Dr Grimmer said while many local businesses had struggled throughout the pandemic, many smaller retailers had been reporting a higher turnover.
"These are the nimble and agile businesses that have been able to pivot to online selling quickly and effectively and used their social media accounts as well as email to connect with loyal customers and have also opened up new markets for their goods and services," she said.
However, Dr Grimmer added that many businesses that didn't adapt now face permanent closure.

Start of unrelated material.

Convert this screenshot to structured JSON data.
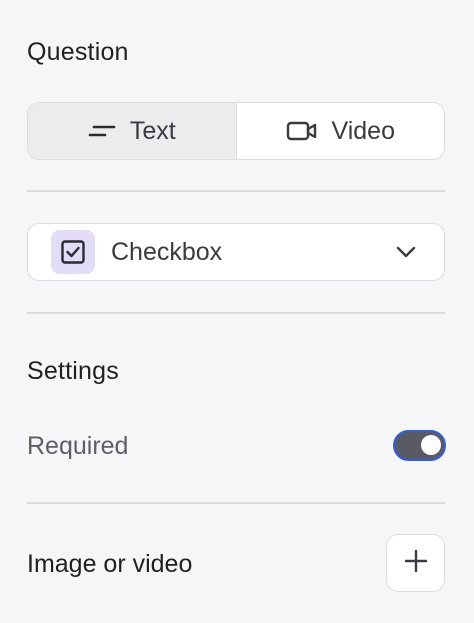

"Many smaller retailers had not invested in digital tools or social media marketing and having to close their stores during the lockdown meant that they didn't already have that strong online foundation to enable their customers to remain connected and to keep purchasing from the business," she said.
"Ongoing research prior to the pandemic showed that there were still significant numbers of small businesses that were not trading online and they have had to very quickly pivot by setting up websites, getting really active on social media and it is the digital platforms that have enabled many of them to survive."
The importance for local businesses such as cafes and restaurants has been recognised by consumers during the pandemic, according to Dr Grimmer, who believes the trend will continue going forward.